If you want to level up your earning potential and/or advance in your career, what can you do? Increase your value-creating abilities.

But this doesn’t just equal leveling up your skills. You have to know how skills actually translate to (or scaffold towards) value-creating abilities. Which skills do you learn?

There are lots of lists out there of top skills for software developers to learn. Some of them focus on new trends that will keep you on the cusp of high-paying technical work. I won’t poo-poo these lists. It’s important to keep your tools sharp and, by all means, get a better paying job this year if you can. But I want to take a different approach here. 
I’m going to focus on more enduring skills that will serve you no matter what language or framework you work with and will actually help you into the middle and late stages of your career, help you move from individual contributor to leader, or even help you transition from employee to entrepreneur if that’s something you’d like to do.

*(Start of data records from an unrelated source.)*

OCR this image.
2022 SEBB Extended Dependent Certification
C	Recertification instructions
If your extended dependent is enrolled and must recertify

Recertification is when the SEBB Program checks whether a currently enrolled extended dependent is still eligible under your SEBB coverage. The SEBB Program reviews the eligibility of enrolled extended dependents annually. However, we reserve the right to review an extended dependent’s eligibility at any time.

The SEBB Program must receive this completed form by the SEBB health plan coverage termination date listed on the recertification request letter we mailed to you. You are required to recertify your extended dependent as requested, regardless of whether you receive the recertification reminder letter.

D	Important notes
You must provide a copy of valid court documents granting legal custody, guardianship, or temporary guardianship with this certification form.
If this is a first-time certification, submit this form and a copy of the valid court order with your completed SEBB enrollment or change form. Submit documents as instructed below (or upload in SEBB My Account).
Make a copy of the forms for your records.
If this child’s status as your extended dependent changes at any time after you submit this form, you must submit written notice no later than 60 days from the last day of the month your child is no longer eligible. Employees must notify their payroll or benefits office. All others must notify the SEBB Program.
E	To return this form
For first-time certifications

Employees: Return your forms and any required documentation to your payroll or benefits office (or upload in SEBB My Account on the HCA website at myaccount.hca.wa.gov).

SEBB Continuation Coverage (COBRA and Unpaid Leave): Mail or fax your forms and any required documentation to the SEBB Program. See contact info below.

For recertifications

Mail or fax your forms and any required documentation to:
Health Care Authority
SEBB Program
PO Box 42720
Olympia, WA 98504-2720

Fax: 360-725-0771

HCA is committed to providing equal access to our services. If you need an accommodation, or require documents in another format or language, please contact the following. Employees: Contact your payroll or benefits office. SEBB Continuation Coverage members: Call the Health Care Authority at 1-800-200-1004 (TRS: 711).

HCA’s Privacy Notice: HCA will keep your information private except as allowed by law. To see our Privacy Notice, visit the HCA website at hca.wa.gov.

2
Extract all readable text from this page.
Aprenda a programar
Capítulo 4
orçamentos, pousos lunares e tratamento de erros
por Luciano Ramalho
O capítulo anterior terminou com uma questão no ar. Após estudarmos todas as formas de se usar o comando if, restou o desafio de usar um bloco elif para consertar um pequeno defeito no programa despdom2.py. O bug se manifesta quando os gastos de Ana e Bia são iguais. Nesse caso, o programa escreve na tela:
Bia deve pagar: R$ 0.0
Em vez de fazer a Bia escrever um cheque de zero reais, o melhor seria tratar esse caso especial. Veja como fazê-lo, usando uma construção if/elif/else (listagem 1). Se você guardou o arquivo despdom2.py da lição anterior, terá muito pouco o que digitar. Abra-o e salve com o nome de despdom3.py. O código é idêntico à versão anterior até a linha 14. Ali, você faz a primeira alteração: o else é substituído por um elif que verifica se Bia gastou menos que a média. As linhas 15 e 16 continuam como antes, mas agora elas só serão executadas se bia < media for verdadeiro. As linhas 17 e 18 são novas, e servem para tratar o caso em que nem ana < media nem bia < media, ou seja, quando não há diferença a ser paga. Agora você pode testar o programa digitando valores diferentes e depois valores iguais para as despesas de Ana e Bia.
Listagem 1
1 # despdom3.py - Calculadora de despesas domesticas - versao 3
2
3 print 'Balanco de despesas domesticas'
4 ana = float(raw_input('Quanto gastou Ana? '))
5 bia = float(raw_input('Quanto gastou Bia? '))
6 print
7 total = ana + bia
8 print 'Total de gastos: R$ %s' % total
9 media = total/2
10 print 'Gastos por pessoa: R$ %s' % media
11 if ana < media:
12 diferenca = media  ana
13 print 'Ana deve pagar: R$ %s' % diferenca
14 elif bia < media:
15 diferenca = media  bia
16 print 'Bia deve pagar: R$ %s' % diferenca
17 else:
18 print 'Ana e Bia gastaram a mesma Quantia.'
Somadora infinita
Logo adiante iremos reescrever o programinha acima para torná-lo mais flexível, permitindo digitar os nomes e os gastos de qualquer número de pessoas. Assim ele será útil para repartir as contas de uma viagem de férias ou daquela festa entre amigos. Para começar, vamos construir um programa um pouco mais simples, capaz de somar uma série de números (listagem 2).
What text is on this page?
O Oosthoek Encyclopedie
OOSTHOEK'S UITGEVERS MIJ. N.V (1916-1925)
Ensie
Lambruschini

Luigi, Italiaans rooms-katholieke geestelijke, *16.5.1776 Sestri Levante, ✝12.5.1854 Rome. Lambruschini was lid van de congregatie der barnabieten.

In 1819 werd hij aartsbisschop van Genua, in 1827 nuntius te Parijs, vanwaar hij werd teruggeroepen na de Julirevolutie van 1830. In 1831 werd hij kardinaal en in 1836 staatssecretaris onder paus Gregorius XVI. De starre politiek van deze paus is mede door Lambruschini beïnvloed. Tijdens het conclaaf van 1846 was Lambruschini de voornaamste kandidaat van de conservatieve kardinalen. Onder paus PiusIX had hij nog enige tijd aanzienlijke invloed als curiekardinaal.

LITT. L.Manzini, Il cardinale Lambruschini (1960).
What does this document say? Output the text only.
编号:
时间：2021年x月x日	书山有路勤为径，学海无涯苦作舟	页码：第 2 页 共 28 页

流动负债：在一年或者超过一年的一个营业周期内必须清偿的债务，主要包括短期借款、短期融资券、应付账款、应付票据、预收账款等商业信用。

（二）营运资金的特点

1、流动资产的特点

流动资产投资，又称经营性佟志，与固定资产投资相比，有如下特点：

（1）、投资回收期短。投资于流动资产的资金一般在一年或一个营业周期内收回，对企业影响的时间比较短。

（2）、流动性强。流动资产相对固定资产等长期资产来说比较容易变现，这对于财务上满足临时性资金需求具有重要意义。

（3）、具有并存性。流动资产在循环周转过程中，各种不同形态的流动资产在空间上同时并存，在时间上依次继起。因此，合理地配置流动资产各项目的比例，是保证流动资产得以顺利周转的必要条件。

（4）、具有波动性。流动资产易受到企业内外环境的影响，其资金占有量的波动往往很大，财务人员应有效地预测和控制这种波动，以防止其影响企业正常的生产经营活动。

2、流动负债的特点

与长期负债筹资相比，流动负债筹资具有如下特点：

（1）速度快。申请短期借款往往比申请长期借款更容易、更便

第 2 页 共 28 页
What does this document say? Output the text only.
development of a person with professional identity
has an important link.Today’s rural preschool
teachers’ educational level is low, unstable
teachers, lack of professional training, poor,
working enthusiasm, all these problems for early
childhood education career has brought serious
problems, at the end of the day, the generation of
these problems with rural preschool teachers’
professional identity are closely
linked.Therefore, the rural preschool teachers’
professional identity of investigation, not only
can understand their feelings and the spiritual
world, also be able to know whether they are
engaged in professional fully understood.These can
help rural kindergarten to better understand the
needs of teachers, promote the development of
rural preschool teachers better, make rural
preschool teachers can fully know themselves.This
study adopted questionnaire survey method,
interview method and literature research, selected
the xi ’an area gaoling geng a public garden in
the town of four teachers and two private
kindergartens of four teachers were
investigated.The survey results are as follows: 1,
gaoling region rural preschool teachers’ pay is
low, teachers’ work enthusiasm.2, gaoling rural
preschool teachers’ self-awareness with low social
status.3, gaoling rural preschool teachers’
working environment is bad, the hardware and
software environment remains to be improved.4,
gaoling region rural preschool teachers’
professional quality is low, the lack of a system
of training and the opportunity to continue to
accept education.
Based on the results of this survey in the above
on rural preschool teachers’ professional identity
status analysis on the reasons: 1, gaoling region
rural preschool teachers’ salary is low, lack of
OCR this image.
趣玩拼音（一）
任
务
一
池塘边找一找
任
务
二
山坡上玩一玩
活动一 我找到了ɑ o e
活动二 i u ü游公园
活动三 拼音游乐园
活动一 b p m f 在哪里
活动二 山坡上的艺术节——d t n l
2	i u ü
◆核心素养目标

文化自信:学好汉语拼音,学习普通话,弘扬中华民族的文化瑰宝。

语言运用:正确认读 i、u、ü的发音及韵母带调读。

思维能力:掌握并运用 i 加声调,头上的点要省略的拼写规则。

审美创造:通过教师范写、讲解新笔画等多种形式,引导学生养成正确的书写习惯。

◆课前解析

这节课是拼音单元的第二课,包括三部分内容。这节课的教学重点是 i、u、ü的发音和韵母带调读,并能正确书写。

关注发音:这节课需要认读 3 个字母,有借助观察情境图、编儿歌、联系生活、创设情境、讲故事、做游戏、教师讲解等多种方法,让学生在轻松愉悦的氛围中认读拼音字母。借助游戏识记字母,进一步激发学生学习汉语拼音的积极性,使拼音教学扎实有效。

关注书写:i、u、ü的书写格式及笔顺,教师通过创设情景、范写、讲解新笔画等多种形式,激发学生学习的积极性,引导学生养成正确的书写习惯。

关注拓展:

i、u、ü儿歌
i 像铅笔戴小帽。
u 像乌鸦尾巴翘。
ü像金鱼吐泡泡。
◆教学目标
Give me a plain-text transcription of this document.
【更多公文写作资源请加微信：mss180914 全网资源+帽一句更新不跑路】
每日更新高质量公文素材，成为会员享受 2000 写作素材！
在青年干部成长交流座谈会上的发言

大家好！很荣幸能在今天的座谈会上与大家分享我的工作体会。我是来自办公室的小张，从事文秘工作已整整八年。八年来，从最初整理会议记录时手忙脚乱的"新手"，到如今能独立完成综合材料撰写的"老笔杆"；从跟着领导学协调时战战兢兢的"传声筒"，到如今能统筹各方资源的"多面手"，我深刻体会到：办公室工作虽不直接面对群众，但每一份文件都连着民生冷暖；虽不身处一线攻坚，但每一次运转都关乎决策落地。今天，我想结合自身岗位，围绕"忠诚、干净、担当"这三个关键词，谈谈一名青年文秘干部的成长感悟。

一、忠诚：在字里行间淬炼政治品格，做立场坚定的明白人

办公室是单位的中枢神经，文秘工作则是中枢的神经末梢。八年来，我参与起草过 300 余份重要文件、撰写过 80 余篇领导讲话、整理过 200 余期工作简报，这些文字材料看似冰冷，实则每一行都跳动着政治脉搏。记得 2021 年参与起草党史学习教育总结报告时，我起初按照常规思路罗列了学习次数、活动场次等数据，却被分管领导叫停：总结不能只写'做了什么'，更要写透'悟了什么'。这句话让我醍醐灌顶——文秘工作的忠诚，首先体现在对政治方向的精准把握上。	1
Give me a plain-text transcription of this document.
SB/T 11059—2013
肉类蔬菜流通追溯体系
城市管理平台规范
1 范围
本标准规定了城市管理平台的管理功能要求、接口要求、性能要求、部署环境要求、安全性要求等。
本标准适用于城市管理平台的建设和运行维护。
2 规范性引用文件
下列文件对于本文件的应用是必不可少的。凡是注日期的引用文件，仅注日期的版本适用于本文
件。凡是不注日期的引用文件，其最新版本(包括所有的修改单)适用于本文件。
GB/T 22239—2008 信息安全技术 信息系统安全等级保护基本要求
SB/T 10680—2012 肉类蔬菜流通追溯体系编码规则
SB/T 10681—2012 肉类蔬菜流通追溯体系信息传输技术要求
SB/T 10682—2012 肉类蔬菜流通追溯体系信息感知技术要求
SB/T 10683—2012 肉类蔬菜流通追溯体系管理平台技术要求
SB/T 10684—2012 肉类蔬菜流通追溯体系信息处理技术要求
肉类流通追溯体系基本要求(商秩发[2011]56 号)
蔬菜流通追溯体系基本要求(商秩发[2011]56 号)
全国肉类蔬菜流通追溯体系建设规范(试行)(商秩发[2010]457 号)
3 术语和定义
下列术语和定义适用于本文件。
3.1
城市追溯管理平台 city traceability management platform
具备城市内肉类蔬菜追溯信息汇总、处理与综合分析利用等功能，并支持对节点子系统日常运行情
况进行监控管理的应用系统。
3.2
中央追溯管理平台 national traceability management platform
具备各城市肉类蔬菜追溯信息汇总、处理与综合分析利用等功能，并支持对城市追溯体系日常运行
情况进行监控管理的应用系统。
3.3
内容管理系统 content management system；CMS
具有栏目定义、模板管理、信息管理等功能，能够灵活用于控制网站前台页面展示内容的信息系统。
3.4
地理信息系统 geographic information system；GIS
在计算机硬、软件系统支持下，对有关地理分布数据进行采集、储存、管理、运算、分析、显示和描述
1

Most of these are what we call “soft skills.”

  • listening
  • idea/pain discovery
  • problem solving
  • empathy
  • writing maintainable code
  • prioritization
  • showing up
  • following through
  • shipping
  • doing small things
  • optimizing for learning at every level
  • go deep on one thing
  • when in doubt, ship and measure
  • developing a growth mindset if you don’t have one
  • maintaining an optimistic outlook
  • assuming the best intentions in others
  • writing
  • selling/marketing
One person gives freely, yet gains even more; another withholds unduly, but comes to poverty. A generous person will prosper; whoever refreshes others will be refreshed. - Proverbs 11:24–25

Don’t focus on getting what you think you deserve to earn. Develop the ability to deliver the value commensurate to what you hope to earn.

Figure out how to deliver value, and as Sam points out, communicate that you bring that value. Lead with providing value and then figure out how to make money as a result of that. If you can make somebody $10 do you think they will be willing to give you $1 or $2? How many times would they be willing to sign up for that? Or as I heard somebody put it once, if you give me a pizza that I wouldn’t have had otherwise, I will happily give you a slice of it.

Go forth and add value to your world.